5 Ways to Get to know the Animals that Share our World

5 Ways to Get to know the Animals that Share our World


Kids of all ages – and quite a few grownups – enjoy meeting the local wildlife, and summer is a fantastic opportunity to get up close and personal with some furry four-legged friends. An afternoon at the zoo or a walk through a nearby preserve not only gives everyone a chance to see the animals, but is a good time to teach your children about nature as well.  It is also a nice getaway from the homestead to see other animals (and not have to take care of them yourself!)

  1. Enjoy an Afternoon at the Petting Zoo

The petting zoo is a fun place to take kids of all ages. Being able to pet and feel the animals is one of the draws. Even if you have animals already on your own homestead, kids love seeing different varieties in other places. Little ones especially love it because many of the animals are so small they’re kid sized. Some of the animals you’ll find are:

  • Pygmy Goats
  • Miniature Horses
  • Potbellied Pigs or Micro Pigs
  • Alpacas
  • Llamas
  • Sheep
  • Chickens
  • Peacocks
  • Rabbits
We had fun seeing all the animals at 3 different petting zoos around Qualicum and Parksville including these sweet little chicks!
We had fun seeing all the animals at 3 different petting zoos around Qualicum and Parksville including these sweet little chicks!

2. Visit a Local Farm

Take your family on a tour of a farm in your area. Many local farms welcome a chance to show off what they do to bring food to your table. Maybe they’re growing something unusual that you didn’t even know you could grow in your area. Or maybe they have an unusual breed of a typical farm animal that just might inspire you to try something different.

You might get to milk a cow, collect eggs or feed the chickens or some other “chore” that you haven’t yet mastered on your own homestead. Some even have patches of pick your own product so you can show your children where fruits and veggies come from (If they don’t already know).

Get to know the animals that share our world!


3. Discover a Fish Hatchery

The fish hatchery is an interesting place to see how fish, crustaceans and shellfish are bred, hatched and reared through the early life cycles.

Many times they offer catch-and-release programs for children to see what it’s like to go fishing for the first time.

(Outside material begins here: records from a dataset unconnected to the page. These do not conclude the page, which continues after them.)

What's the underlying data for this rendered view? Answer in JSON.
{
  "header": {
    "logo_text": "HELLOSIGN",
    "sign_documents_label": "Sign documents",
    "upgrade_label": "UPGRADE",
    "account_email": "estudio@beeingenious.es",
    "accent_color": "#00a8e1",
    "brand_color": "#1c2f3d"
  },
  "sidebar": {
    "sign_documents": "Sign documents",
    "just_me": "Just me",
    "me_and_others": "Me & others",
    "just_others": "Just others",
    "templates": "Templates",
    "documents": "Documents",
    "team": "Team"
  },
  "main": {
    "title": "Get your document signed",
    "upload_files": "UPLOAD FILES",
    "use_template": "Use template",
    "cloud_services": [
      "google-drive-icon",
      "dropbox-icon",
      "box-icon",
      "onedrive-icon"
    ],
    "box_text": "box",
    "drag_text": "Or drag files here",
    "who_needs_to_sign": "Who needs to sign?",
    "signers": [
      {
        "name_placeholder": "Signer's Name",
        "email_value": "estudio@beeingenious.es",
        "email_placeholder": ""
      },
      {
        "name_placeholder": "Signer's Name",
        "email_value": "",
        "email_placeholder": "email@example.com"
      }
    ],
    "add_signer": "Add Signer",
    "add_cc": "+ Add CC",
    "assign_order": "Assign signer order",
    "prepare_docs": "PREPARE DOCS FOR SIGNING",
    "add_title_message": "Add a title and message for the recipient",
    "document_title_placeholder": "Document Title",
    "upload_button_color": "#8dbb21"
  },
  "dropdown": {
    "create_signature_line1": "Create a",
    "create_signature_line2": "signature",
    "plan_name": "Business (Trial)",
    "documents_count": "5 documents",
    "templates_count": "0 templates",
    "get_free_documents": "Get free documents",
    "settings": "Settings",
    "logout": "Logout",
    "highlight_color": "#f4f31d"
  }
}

Many fish hatcheries offer tours and sometimes have large events, such as a salmon festival to celebrate the salmon spawning season.

4. Stroll Through a Nature Preserve

Going to any nature preserve can be a whole lot of fun and educational at the same time. Many preserves cater to different things – some are for wildlife, plant life, geology or any combination of those.

You can stroll through to see nature relatively undisturbed and the wildlife roaming freely within the preserves borders. Nature in all its wonder! There are many wildlife specific preserves you can drive through as well, such as a bison range, a wild horse range or a bear preserve.

This is an activity probably best suited for older kids, as the wildlife you encounter will likely shy away from a noisy crowd. Not only that, but a bit of patience is often needed to spot elusive animals in the wild.

5. Spend the Day at the Aquarium

Going to the aquarium is one activity your child is sure to remember since we don’t see marine creatures every day. There are so many types of colorful fish, eels, lobsters, crabs, otters, turtles, sea lions and that’s just for starters. The aquarium is chock full of interesting creatures to let your little ones inspect.

Many aquariums offer touch tanks filled with marine life your children can touch, feel and sometimes pick up. Things like sea cucumbers, hermit crabs, and even octopus.

Getting to know the different animals around our world.

Getting out and exploring new places with different types of animals is something your children will enjoy and help will foster a love for nature and wildlife.

No matter where you live, chances are you’ll find several places nearby where you can see both domestic and wild animals. Not only will the kids have the opportunity to see local – or even exotic – wildlife up close, but the time spent outdoors is a healthy alternative to indoor games and television and provides a nice day trip destination after all the homestead chores are finished.